2008-06-28

Estratégia



Um cosmos singular
a totalidade não verdade.
Encerrada a realidade
num sistema coerente
racionalização delirante. A paranóia.
As fronteiras são sempre vagas,
no,
processo recursivo.

Sempre que empreendo uma acção
qualquer que seja,
escapa-se às minhas intenções.

O todo é mais que a soma das partes.
O todo é menor que a soma das partes.
O todo é mais e menos em simultâneo.

Informação e conhecimento
uma cognitiva dimensão indiferenciada.
O desconhecido não é apenas mundo exterior
é nós próprios
o paradigma controla o lógico e o semântico
um grau zero
ser sistema de ideias.

Um frenta a frente com o indízivel,
a complexidade um desafio,
o vazio insondável,
fundamental realidade.

2008-06-17

Invisual Inteligência




Uma associação combinatória em elementos diferentes
o baixo cretinismo em produção pelos Média,
a Universidade produzindo o alto cretinismo.
O dilema Observador/ Observado
metodologia dominante ,
um corte da carne, um derrame de sangue, espalha-se
o sofrimento, unidimensional, na visão mutiladora,
alta produção de obscurantismo.

Três direcções contraditórias
Oferece o rosto incerto, ao observador exterior,
Penetrá-lo fecundará o princípio da complexidade.
O todo não reduzido à soma das suas partes
uma noção ambígua ou fantasma
estendida a todo o Cognoscível
como o desequilíbrio que alimenta o sistema equilíbrio.

Simples
Uma abertura que origina um fecho.
Concordo, a evidência é, a mais difícil de perceber.
A causalidade unilinear fracassa.
Há uma brecha no sistema axiomático
concebamos céleres então
a teoria e a lógica como sistemas abertos.

2008-06-10

Monumento Humano


Sou filho de um biunicórnio,
peso pluma da ingenuidade,
decidi perder o rasto do infinito.
No eco do refluxo,
tesão peniana /vaginal em simultâneo,
eis as carnes expostas na flor aberta.

Com as hienas sentadas,
em espera do outro lado do irreal,
a ideia, era músculo que deveria permanecer flácido.
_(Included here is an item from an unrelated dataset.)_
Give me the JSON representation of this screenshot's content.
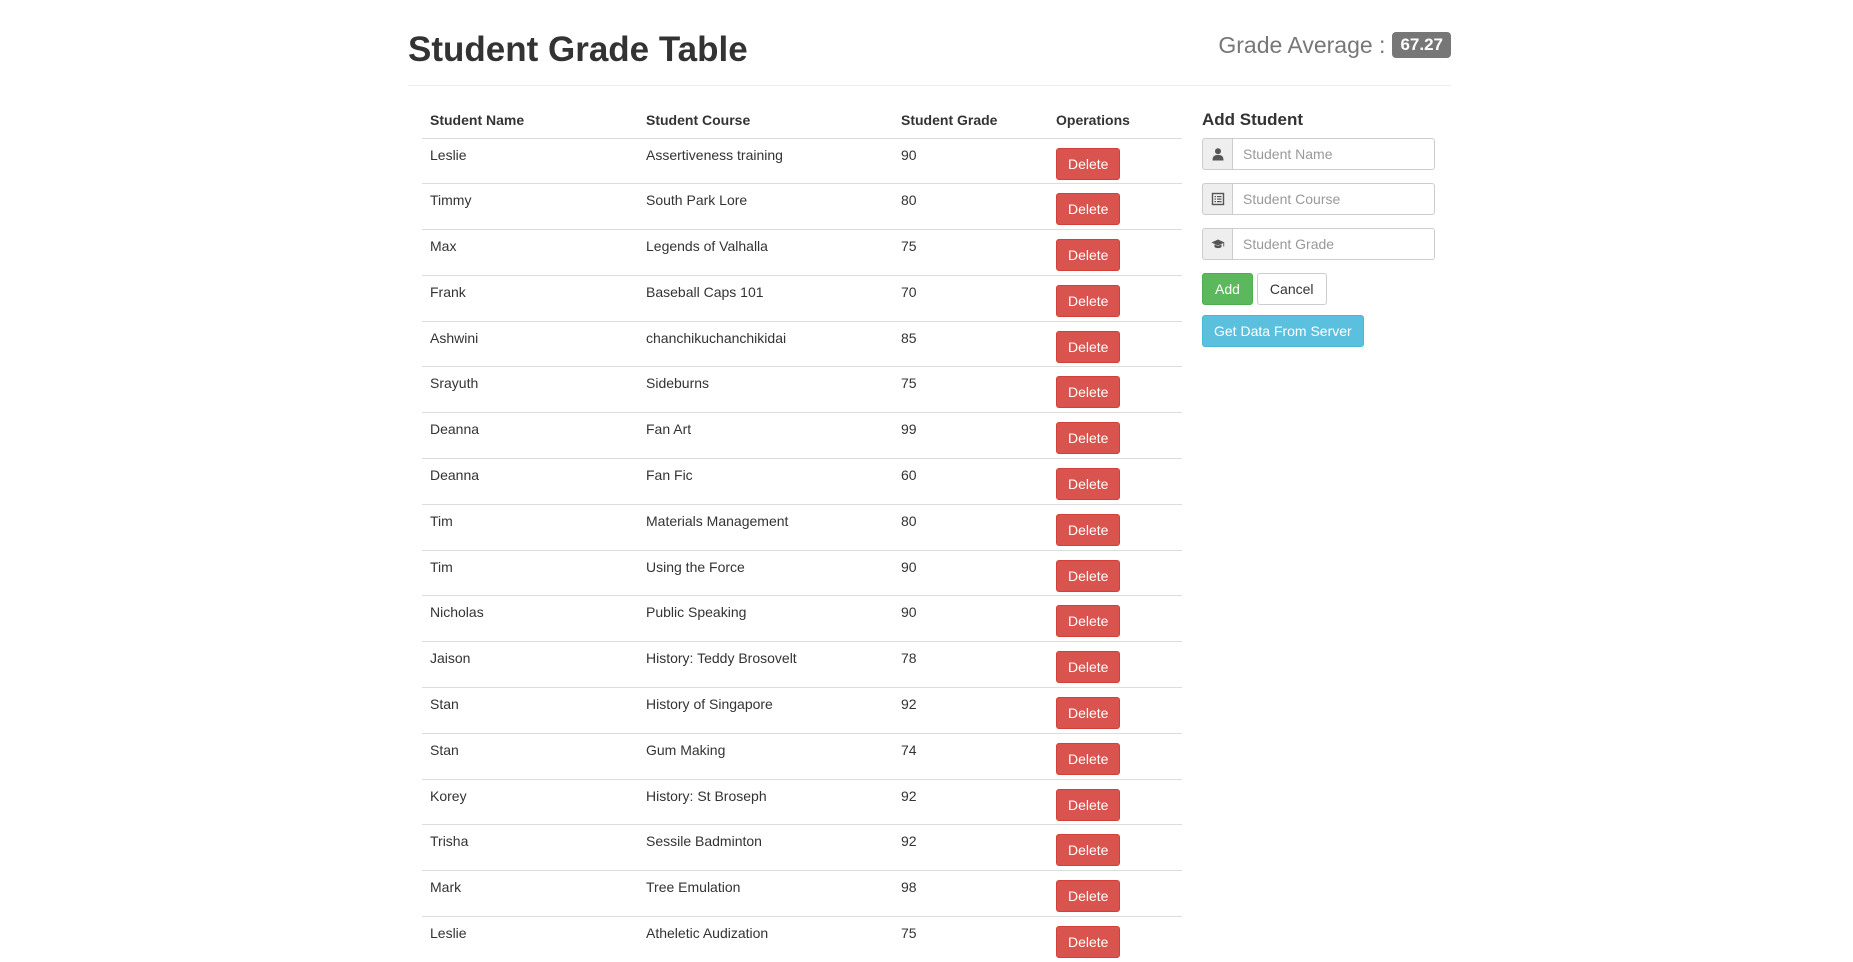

Trôpego e profundamente desarticulado,
erectamente encolhido, preso/escravo de um todo vazio,
atravesso a inferência não lógica.
Simulo fritar-me no óleo do desdém humano,
aquém da linha ternurenta.
Sou uma bolha em espaço limitado.

Cego em relação ao tempo.
Visionário de mim mesmo.
Sou restos de recém parido.

Um monumento humano eloquente à indiferença social.

2008-06-01

UM LUGAR INGLÓRIO


Observei-me a nu, numa convexa
superfície reflectida…
Um gesto irreflectido, convenhamos.

O arfar subtil de teu peito,
distrai-me, dos intentos nobres,
de correr de costas contra, a languidez,
desprendendo-se dos colectivos olhos.
Momentos há, que sou a favor
da camuflagem dum qualquer camaleão,
disfarçado dele próprio,
também convicto dele próprio.
Quase um estado bipolar,
divergente e egocêntrico, somos
uma medula coincidente em nós,
frémita, tremelica-nos em dúvidas.
Não me prometas ventos,
sou uma frágil flor,
que não resiste a tempestades.

Simplesmente a tua presença, será o paraíso.